Basal-like and HER2 tumors had the highest mutation rates but shortest list of significantly mutated genes. Approximately 80 percent of basal-like tumors had mutations in the TP53 gene, which have been link to poor outcomes. About 20 percent of the tumors had inherited mutations in the BRCA1 or BRCA2 genes.
“This suggests that it takes only a few hits to key genes that drive cancer growth,” Elaine R. Mardis, PhD, co-director of The Genome Institute, said in a press release.
Also of note, when researchers analyzed the genomic findings from tumors determined to be HER2-positive by standard cellular tests, they found that only half of the samples could be characterized as belonging to the HER2-enriched (HER2-E) subtype.
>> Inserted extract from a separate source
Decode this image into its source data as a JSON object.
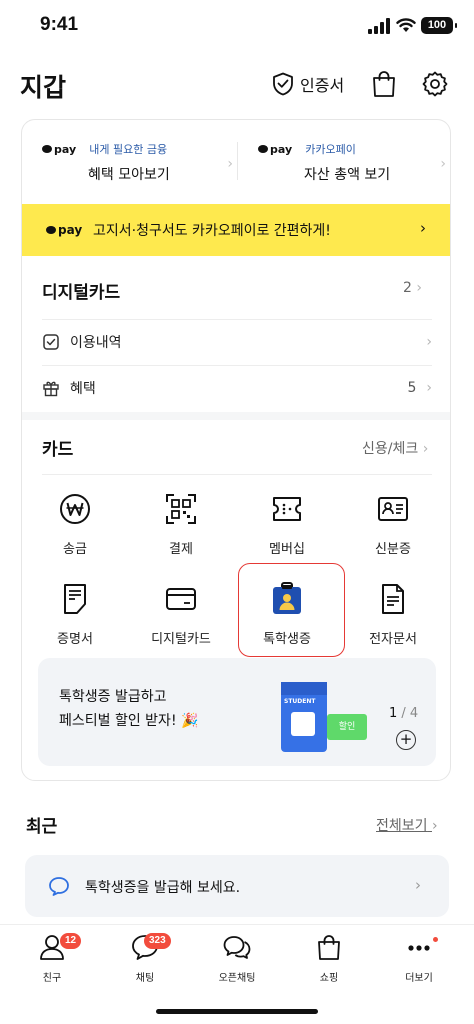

The other half were characterized as luminal subtypes, suggesting that there are at least two types of clinically defined HER2-positive tumors.
In general, the luminal subtypes had the lowest overall mutation rate, but by contrast, had the largest number of genes observed to be significantly mutated. This suggests defects in multiple genetic pathways can lead to the development of luminal breast cancers.
Most patients with luminal A cancer have good outcomes. Although some patients with luminal B cancers do well, the cancers tend to recur years after treatment. The most common mutations in these tumors occurred in TP53 gene (linked to poor outcomes) and PIK3CA gene (linked to good outcomes), which might explain the disparate results in patients with luminal B tumors.
“With this information, physicians and scientists can look at their own samples to correlate patients' tumor profiles with treatment response and overall outcomes. That's the challenge for the future— translating a patient's genetic profile into new treatment strategies," Ellis said.
The research was funded by the NCI and the National Human Genome Research Institute.